— Проходите, пожалуйста. Я сейчас.
Но она стояла в дверях и то ли удивленно, то ли с недоверием смотрела, как он в одиночку ворочает свои «подопечные» доски. И чтобы она не ушла, повторил:
— Я сейчас.
Она вдруг шагнула, взялась за другой конец доски и стала помогать ему.
— Не беспокойтесь. Я вполне справляюсь. Сейчас кончу, и к вашим услугам. Правда, врач я детский…
— Знаю. Потому и пришла посмотреть, правду ли говорят, что в сушилке работает наш пан доктор Зив.
— Как видите, правду.
— Помните, как дочку мою спасли? Воспалением легких болела. Тересе, беленькая такая. — Женщина взялась за следующую доску. — Теперь бы, наверное, и не узнали. Уже у самой ребенок. Дочка.
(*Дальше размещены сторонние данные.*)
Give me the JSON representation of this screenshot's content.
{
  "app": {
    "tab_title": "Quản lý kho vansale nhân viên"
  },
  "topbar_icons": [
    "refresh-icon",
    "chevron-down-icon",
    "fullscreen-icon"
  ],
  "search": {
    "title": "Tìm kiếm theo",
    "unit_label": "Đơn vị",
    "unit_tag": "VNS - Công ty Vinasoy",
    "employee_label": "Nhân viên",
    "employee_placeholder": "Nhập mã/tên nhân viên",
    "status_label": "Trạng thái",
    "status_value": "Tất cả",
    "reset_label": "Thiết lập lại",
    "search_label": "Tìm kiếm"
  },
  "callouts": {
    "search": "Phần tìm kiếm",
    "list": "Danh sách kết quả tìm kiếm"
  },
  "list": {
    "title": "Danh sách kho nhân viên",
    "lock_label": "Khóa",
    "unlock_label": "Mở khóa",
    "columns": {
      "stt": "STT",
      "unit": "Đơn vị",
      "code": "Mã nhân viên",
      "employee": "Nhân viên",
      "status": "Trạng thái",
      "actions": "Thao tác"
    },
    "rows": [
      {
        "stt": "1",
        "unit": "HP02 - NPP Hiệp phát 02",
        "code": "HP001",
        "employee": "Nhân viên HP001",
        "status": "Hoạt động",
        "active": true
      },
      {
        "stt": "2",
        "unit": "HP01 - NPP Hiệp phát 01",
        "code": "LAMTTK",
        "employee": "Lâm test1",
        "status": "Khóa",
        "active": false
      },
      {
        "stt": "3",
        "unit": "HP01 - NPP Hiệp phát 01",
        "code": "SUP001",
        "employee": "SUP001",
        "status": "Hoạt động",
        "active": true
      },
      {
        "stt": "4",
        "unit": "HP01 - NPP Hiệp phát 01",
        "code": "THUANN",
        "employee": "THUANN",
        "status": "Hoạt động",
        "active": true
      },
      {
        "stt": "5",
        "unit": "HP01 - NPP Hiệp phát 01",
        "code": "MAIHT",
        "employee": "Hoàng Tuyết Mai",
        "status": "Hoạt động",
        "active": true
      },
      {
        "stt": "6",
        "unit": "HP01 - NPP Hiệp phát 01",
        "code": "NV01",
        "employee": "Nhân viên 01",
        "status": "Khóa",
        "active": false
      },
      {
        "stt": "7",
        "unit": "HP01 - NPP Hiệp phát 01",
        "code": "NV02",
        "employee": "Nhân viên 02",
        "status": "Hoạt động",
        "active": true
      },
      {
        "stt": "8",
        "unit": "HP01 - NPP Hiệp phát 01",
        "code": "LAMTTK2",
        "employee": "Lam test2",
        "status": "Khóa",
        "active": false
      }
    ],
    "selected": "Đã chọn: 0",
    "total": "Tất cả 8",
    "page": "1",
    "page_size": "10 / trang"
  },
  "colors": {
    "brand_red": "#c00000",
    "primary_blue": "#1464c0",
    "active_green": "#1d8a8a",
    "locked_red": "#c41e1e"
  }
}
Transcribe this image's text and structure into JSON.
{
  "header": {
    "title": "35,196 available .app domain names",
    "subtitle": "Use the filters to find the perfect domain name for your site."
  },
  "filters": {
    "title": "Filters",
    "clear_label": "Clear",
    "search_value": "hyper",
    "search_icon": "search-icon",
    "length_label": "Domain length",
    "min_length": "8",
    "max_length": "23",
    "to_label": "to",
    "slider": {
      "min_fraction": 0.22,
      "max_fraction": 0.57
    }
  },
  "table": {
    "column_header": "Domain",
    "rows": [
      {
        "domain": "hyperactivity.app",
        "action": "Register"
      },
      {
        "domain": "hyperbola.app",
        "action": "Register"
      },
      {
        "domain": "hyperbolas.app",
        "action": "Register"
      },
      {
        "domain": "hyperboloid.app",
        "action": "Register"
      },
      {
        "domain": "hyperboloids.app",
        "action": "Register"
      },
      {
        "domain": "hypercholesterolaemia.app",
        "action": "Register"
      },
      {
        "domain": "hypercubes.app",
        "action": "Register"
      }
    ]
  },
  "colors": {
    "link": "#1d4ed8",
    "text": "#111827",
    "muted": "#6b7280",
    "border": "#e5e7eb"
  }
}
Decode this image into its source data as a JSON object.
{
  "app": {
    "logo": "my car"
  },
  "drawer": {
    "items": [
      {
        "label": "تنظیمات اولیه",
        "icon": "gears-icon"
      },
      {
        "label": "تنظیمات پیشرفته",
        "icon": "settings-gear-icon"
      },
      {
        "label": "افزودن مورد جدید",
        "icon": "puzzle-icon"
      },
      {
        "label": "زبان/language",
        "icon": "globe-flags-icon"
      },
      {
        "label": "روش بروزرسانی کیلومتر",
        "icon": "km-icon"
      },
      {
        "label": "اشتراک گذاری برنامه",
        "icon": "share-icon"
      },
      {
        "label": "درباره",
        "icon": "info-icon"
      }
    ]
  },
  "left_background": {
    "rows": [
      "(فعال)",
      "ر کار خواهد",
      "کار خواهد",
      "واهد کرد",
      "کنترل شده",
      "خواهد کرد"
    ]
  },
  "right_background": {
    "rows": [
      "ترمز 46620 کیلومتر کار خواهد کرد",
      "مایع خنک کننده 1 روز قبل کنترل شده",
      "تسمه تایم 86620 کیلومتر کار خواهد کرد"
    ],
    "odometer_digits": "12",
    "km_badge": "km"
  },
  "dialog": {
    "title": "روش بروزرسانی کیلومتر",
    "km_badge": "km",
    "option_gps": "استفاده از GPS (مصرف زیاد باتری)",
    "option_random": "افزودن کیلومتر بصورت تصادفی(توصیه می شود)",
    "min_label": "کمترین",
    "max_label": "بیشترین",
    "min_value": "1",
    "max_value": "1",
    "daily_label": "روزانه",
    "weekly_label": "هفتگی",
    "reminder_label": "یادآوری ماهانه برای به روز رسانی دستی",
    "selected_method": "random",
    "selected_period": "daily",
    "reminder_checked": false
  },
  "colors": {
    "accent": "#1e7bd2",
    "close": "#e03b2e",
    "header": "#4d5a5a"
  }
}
— Это хорошо, что есть ребенок. Очень хорошо…
Вдвоем работа пошла быстрее.
— А я думала — не может быть, что такой уважаемый человек, такой хороший доктор, вместо того чтобы лечить, к доскам приставлен.
— Это еще не самое большое зло, которое творят нацисты.
— Немцы, что ли?
Он кивнул. Не объяснять же ей, что когда-то, в годы студенчества, он знал другую Германию. И другими в той Германии были немцы. Правда, когда он туда во второй раз приезжал, почти десять лет спустя, и как раз все начиналось, увидел уже и других… А все равно, ни вакханалии штурмовиков тогда, ни то, что творится теперь здесь, не вытеснили из памяти давней Германии. Пока еще не вытеснило…
— …за что они ваших убивают?
Расовой теории фюрера он не стал ей объяснять. Заговорил о Янике. Повторил то, что говорил каждый раз. Что их в любую ночь могут повести на расстрел. Внука тоже. И ребенок это понимает. К сожалению, он все понимает… Когда во время акции его прячут, он лежит тихо. И еще… Хотя он постоянно голодный, не жалуется, ничего не просит. Что очень ласковый. Он умолк — больше нечего сказать… А эта женщина сейчас вздохнет, скажет, что на днях немцы опять кого-то повесили. И что некуда ей спрятать Яника…
Но она молчала.
Может быть, и лучше, что молчит. По крайней мере, нет неловкости, что человек перед тобою оправдывается. Помогает переворачивать доски, и на том спасибо…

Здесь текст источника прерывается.